Two things make me pause re: Tailscale and privacy:
- The company only has 10,000 paying customers, while their weekly active users are over 500k (Source). That means that less than 2% of their users are paying customers, yet over the years they inexplicably increased the generosity of their free plan so that you can bring up to 100(!?!) devices. IMO, this means individual plans no longer make money, and only make sense financially if their main source of revenue is data instead of (paying) customers.
- It is extremely counter-intuitive that Tailscale set up the infrastructure (DERP relay servers globally, storage, Coordination servers, etc) to automatically opt-in and send minute-by-minute logs of user traffic for ‘troubleshooting support’ when less than 2% of logs involve paying customers.
I believe this line does a LOT of heavy lifting in the Privacy Policy:
Please note that Tailscale does not process, or have the ability to access, the content of User traffic data transmitted through the Tailscale Solution, which is fully end-to-end encrypted
Considering that they conveniently offer Tailscale DNS as a default to all free/paid users, they already capture incredibly detailed browsing metadata from headers alone like:
Host:
headers with full domain names
Referer:
headers showing navigation patterns
User-Agent:
strings revealing software/versions
- SNI (Server Name Indication) in TLS handshakes
Proclaiming to not read internet traffic while likely profiting off of being a DNS resolver is akin to someone saying, “I don’t read your mail, I just track every person you correspond with, how often you communicate with them, and cross-reference that with the rest of the population to make educated guesses about you”

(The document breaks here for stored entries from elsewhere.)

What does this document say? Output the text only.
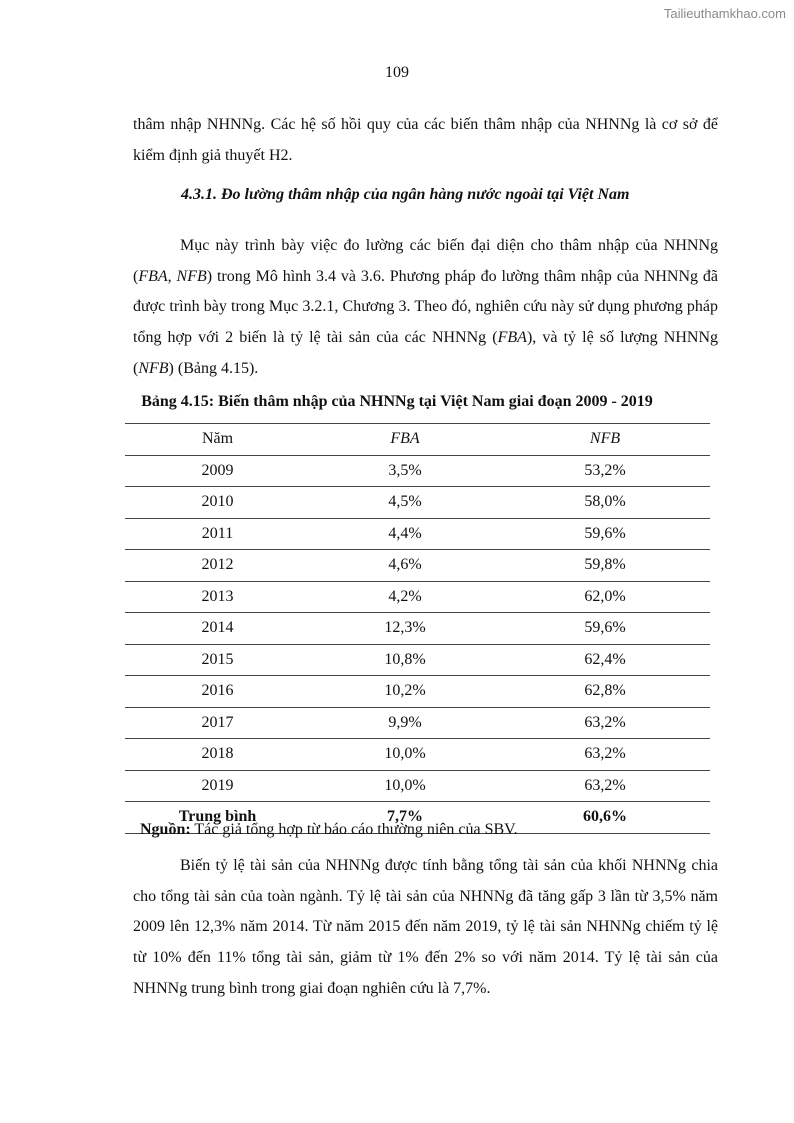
Tailieuthamkhao.com
109

thâm nhập NHNNg. Các hệ số hồi quy của các biến thâm nhập của NHNNg là cơ sở để kiểm định giả thuyết H2.

4.3.1. Đo lường thâm nhập của ngân hàng nước ngoài tại Việt Nam

Mục này trình bày việc đo lường các biến đại diện cho thâm nhập của NHNNg (FBA, NFB) trong Mô hình 3.4 và 3.6. Phương pháp đo lường thâm nhập của NHNNg đã được trình bày trong Mục 3.2.1, Chương 3. Theo đó, nghiên cứu này sử dụng phương pháp tổng hợp với 2 biến là tỷ lệ tài sản của các NHNNg (FBA), và tỷ lệ số lượng NHNNg (NFB) (Bảng 4.15).

Bảng 4.15: Biến thâm nhập của NHNNg tại Việt Nam giai đoạn 2009 - 2019

Năm	FBA	NFB
2009	3,5%	53,2%
2010	4,5%	58,0%
2011	4,4%	59,6%
2012	4,6%	59,8%
2013	4,2%	62,0%
2014	12,3%	59,6%
2015	10,8%	62,4%
2016	10,2%	62,8%
2017	9,9%	63,2%
2018	10,0%	63,2%
2019	10,0%	63,2%
Trung bình	7,7%	60,6%

Nguồn: Tác giả tổng hợp từ báo cáo thường niên của SBV.

Biến tỷ lệ tài sản của NHNNg được tính bằng tổng tài sản của khối NHNNg chia cho tổng tài sản của toàn ngành. Tỷ lệ tài sản của NHNNg đã tăng gấp 3 lần từ 3,5% năm 2009 lên 12,3% năm 2014. Từ năm 2015 đến năm 2019, tỷ lệ tài sản NHNNg chiếm tỷ lệ từ 10% đến 11% tổng tài sản, giảm từ 1% đến 2% so với năm 2014. Tỷ lệ tài sản của NHNNg trung bình trong giai đoạn nghiên cứu là 7,7%.
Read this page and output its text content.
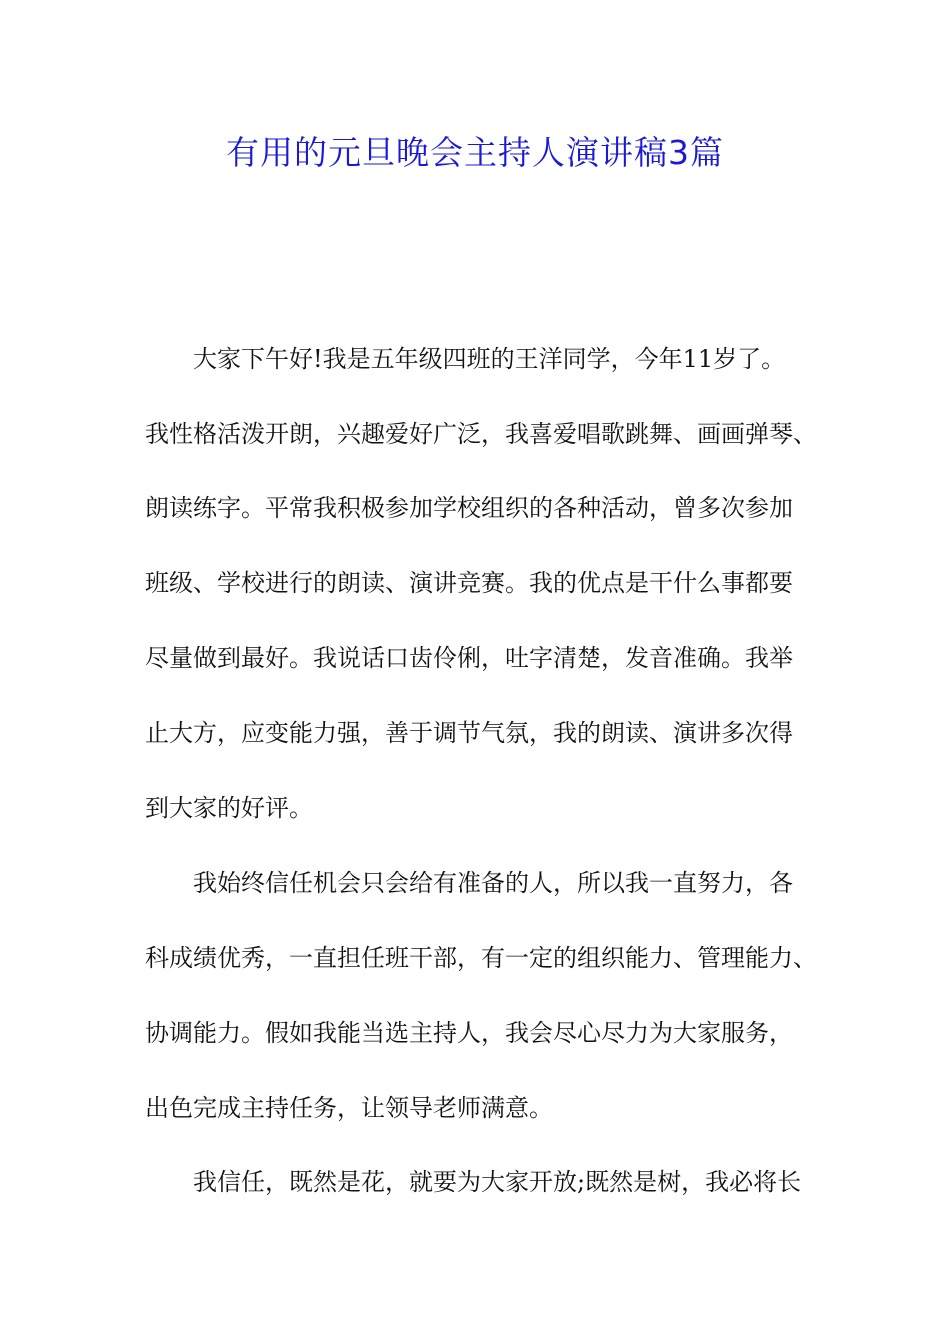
有用的元旦晚会主持人演讲稿3篇

大家下午好!我是五年级四班的王洋同学，今年11岁了。

我性格活泼开朗，兴趣爱好广泛，我喜爱唱歌跳舞、画画弹琴、

朗读练字。平常我积极参加学校组织的各种活动，曾多次参加

班级、学校进行的朗读、演讲竞赛。我的优点是干什么事都要

尽量做到最好。我说话口齿伶俐，吐字清楚，发音准确。我举

止大方，应变能力强，善于调节气氛，我的朗读、演讲多次得

到大家的好评。

我始终信任机会只会给有准备的人，所以我一直努力，各

科成绩优秀，一直担任班干部，有一定的组织能力、管理能力、

协调能力。假如我能当选主持人，我会尽心尽力为大家服务，

出色完成主持任务，让领导老师满意。

我信任，既然是花，就要为大家开放;既然是树，我必将长
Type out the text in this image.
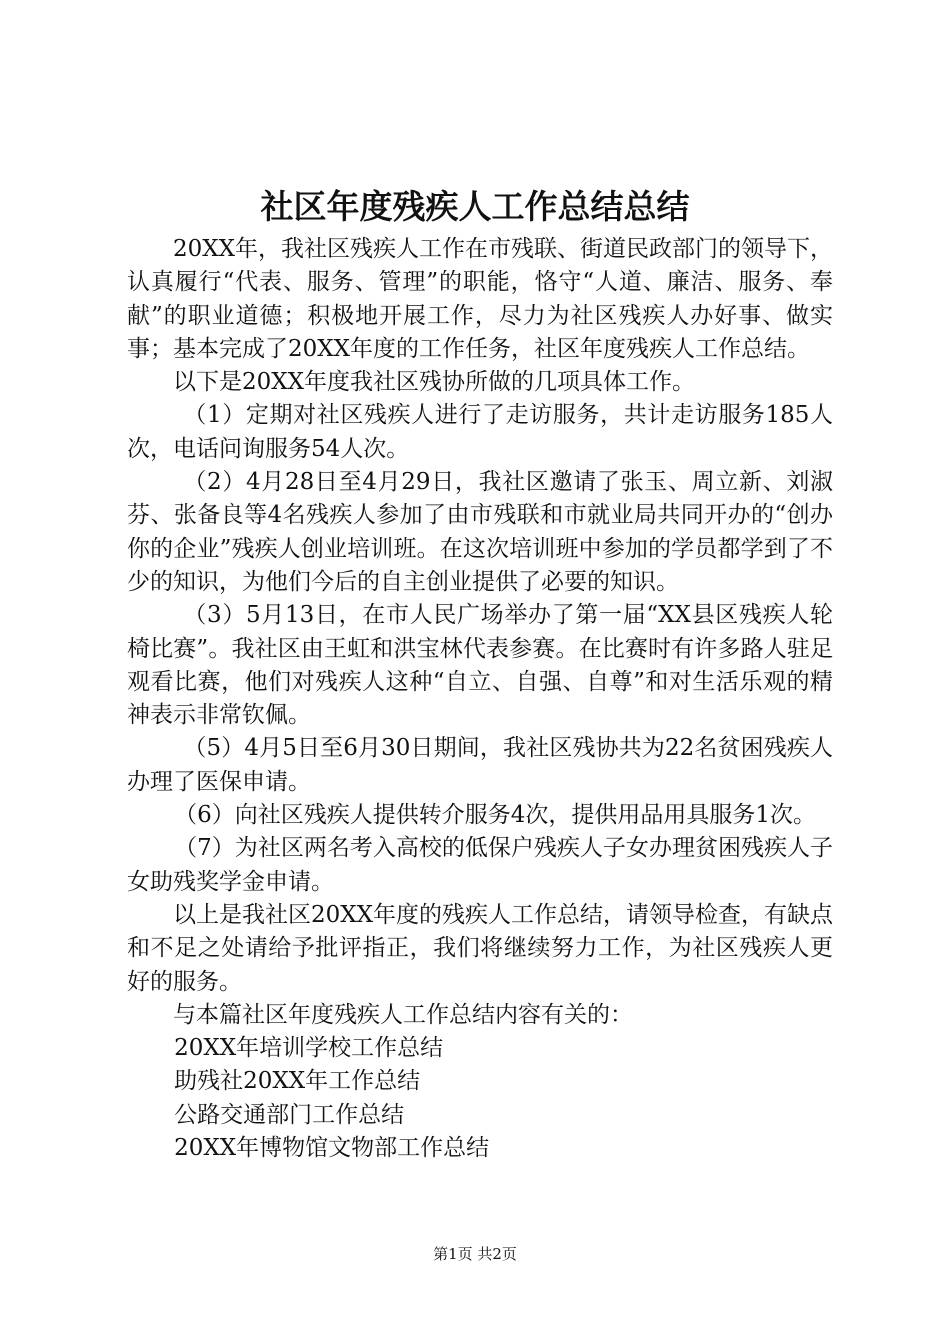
社区年度残疾人工作总结总结

20XX年，我社区残疾人工作在市残联、街道民政部门的领导下，认真履行“代表、服务、管理”的职能，恪守“人道、廉洁、服务、奉献”的职业道德；积极地开展工作，尽力为社区残疾人办好事、做实事；基本完成了20XX年度的工作任务，社区年度残疾人工作总结。

以下是20XX年度我社区残协所做的几项具体工作。

（1）定期对社区残疾人进行了走访服务，共计走访服务185人次，电话问询服务54人次。

（2）4月28日至4月29日，我社区邀请了张玉、周立新、刘淑芬、张备良等4名残疾人参加了由市残联和市就业局共同开办的“创办你的企业”残疾人创业培训班。在这次培训班中参加的学员都学到了不少的知识，为他们今后的自主创业提供了必要的知识。

（3）5月13日，在市人民广场举办了第一届“XX县区残疾人轮椅比赛”。我社区由王虹和洪宝林代表参赛。在比赛时有许多路人驻足观看比赛，他们对残疾人这种“自立、自强、自尊”和对生活乐观的精神表示非常钦佩。

（5）4月5日至6月30日期间，我社区残协共为22名贫困残疾人办理了医保申请。

（6）向社区残疾人提供转介服务4次，提供用品用具服务1次。

（7）为社区两名考入高校的低保户残疾人子女办理贫困残疾人子女助残奖学金申请。

以上是我社区20XX年度的残疾人工作总结，请领导检查，有缺点和不足之处请给予批评指正，我们将继续努力工作，为社区残疾人更好的服务。

与本篇社区年度残疾人工作总结内容有关的：

20XX年培训学校工作总结

助残社20XX年工作总结

公路交通部门工作总结

20XX年博物馆文物部工作总结

第1页 共2页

Let’s look at their approach to logs:
- They have an admin GUI with a copious dashboard, yet the only way to turn off logging is via the terminal in a nondescript config file
- Turning this off on the main device/exit node does not affect the logging for your other computers. Each one needs to have the logs turned off manually to avoid the consistent logs being sent to tailscale.
- And how do you turn off logging for mobile devices? That functionality is not available so all mobile logs will still be sent to tailscale servers.
For more evidence, look at the post before this one. Their default install behavior is to conveniently overwrite your network DNS with tailscale DNS. If I’m understanding things correctly, that means that even non-tailscale traffic ends up being routed back to tailscale servers. Boy they sure are skilled at stumbling into sending themselves even more ‘support logs’ that they’ll never use…
…Or, by acting as a DNS server and resolving your queries, coupled by a steady drip of metadata from your logs, they now have access to your internet browsing history, your connected devices, your home network and your travel patterns IRL, this arguably gives them the ability to combine the patterns in your cyber life and offline life in a scope that is rivaled only by Google.
I have been dragging my feet on setting up a VPS, but the more I think about it, the more that headscale seems like the obvious choice from a privacy perspective.